I don't know how many of you are currently in hoof rehab because of your own inattention, but I know I feel guilty nearly every single day. As an animal lover, I hate to think I caused her so much pain.

But I take comfort in that it is reversible, and we are taking steps in the right direction. Buttercup has recovered completely from her supposed abscess and is back in some walk-trot training. (new video! )

It's like that woman who was on Oprah about five years ago who was burnt on 70% of her body and barely had a face. She said she only allows herself to cry for five minutes every day and then she snaps herself out of it, and moves on with her day.

Anyone have a horse in hoof rehab at the moment? Please share your stories!

Wednesday, June 3, 2009

Getting another farrier's advice

I'll say this up front: I love my current farrier. He may not be perfect, but he's an honest, hardworking man who has a fair amount of intelligence, especially when it comes to hooves.

But ... I cheated on him.

Don't worry. He knows about it.

Due to family problems, he wasn't able to come out and explore Buttercup's abscess this week. Another farrier was in the area, and he was able to fit me into his schedule. Of course, she was completely sound with no signs of lameness when he came out yesterday.

Nonetheless, I took time to probe him. I like getting second opinions. If my arm was sheared off at the elbow, I'd get another doctor to come in to confirm that my arm was indeed sheared off at the elbow.

I called a farrier near me and what I described of my horse interested him. He had never seen an abscess scar a horse's cornet band to the point of splaying a hoof (he's been in the biz for more than 30 years) and it stay splayed for nearly three years. He also was curious about why she was so acutely lame.

Without a lame horse, all we could do was guess why the lameness occurred. It couldn't be a hot nail, because she would have gotten progressively worse. It could have been an abscess, but there was no exit point. Maybe she had a touch of tendinitis because there was swelling in both front legs?
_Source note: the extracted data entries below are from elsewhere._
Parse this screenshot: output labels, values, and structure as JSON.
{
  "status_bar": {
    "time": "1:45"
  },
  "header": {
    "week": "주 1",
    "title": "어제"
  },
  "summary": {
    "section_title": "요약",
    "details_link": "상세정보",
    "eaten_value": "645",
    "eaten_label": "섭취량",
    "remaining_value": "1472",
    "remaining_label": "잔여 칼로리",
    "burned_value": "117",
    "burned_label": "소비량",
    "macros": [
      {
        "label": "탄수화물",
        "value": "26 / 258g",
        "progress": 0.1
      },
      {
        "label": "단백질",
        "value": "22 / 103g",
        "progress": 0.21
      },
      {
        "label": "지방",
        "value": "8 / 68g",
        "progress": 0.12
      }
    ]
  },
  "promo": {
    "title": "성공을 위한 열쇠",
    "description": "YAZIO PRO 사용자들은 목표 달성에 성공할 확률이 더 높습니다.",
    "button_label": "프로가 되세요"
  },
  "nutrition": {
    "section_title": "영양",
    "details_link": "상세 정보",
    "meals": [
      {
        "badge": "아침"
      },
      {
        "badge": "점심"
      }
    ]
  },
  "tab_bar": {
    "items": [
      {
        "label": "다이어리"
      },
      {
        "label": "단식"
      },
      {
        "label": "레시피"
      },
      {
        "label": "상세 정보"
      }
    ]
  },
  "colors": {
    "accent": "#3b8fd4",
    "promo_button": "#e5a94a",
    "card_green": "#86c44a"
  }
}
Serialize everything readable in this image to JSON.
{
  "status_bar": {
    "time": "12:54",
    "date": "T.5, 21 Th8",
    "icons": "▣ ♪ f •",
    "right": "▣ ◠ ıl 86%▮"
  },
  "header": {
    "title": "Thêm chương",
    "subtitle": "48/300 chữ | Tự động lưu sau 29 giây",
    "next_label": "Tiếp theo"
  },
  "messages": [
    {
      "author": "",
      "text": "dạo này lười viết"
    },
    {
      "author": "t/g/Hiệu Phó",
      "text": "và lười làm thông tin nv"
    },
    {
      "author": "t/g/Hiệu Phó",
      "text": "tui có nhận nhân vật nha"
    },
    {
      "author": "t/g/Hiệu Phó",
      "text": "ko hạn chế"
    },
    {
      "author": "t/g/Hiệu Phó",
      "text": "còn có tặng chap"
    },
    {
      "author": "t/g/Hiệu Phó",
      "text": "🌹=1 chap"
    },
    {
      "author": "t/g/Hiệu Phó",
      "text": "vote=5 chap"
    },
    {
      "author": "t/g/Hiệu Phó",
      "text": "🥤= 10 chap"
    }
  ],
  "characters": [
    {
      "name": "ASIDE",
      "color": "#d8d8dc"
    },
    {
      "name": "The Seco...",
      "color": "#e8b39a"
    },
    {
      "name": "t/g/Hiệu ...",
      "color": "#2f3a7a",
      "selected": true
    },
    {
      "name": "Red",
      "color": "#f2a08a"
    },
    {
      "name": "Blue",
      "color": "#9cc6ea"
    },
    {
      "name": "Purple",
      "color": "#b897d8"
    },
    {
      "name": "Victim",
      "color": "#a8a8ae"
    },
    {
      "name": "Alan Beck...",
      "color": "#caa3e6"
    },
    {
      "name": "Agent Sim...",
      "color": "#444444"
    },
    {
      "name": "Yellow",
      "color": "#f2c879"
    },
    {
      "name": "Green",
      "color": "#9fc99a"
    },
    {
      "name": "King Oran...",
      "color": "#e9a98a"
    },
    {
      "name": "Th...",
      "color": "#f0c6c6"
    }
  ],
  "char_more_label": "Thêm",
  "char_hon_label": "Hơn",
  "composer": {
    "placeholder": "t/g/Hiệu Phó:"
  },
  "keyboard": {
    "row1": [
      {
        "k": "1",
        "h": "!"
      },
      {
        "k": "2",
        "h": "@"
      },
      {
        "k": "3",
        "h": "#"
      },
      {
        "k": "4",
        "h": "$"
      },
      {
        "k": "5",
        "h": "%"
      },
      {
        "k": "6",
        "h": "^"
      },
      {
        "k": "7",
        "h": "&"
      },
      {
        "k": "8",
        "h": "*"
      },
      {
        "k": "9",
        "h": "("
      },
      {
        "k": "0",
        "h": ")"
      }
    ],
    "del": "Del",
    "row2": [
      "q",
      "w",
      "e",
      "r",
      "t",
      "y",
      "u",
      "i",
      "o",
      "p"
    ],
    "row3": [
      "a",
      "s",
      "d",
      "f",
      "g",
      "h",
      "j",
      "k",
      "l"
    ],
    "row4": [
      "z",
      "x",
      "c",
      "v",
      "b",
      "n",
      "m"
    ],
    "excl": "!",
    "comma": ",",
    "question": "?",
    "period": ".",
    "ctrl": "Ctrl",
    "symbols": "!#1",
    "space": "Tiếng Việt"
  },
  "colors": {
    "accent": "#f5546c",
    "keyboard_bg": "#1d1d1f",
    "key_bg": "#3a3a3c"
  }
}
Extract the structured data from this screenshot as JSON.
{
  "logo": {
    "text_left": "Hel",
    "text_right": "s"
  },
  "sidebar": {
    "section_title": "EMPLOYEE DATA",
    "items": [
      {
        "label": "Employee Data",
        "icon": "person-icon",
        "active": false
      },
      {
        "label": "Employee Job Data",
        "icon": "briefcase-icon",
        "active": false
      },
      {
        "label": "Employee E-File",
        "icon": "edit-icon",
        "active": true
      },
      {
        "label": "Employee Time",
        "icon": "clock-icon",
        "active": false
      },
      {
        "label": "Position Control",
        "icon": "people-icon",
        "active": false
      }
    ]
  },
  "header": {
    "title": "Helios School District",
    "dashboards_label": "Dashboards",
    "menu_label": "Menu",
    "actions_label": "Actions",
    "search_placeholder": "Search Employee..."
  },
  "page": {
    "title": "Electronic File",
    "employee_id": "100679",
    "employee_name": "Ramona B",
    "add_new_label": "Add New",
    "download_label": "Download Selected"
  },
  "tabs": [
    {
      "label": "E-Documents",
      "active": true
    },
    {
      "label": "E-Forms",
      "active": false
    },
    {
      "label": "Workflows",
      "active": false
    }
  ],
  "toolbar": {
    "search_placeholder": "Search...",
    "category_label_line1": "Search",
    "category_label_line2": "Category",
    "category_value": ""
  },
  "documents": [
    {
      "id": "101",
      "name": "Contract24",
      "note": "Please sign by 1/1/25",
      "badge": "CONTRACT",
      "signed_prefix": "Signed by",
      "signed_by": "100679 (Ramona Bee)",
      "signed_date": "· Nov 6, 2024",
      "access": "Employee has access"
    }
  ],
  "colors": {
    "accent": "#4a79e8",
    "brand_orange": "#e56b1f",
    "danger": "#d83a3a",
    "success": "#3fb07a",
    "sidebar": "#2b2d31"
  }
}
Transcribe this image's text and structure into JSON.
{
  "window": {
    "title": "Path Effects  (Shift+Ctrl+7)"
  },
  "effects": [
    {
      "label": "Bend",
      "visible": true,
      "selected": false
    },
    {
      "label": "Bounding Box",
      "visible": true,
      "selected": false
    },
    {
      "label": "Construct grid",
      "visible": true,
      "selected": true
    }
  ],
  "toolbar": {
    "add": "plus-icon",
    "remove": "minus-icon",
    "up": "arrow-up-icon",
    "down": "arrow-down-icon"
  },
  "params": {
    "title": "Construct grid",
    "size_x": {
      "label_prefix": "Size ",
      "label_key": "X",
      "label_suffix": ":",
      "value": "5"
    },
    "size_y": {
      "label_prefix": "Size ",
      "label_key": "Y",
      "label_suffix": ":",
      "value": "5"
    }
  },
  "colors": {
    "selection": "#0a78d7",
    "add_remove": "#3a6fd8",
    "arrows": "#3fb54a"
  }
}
While he was there, he discovered that Bud has rather weak soles and said adding turpentine to her hoof regiment will help toughen it up.

I asked him if her hooves were balanced, got an affirmative response.

I asked about what he thought of her hooves at this point and time.

"What do you mean by that?" he asked. I tried to rephrase.

"They look fine. Look, you want a perfect shoeing or trim, give your farrier a perfect hoof. Never seen a perfect hoof? Well, neither have I."

He was actually impressed that an abscess was the root cause of scarring her cornet band. He'd said it was so rare, he never saw anything like it before and didn't know it could happen.

Remember what I said about farrier work being an art, not a science. Without prompting, I got a long dialog from him about the artistry of hooves.

"Farriers are more like sculptor – an artist. They got to see the correct hoof underneath the poor hoof and figure out a way to make it come out of there."

Looks like Buttercup is sound and I got some new advice. A good day, all and all.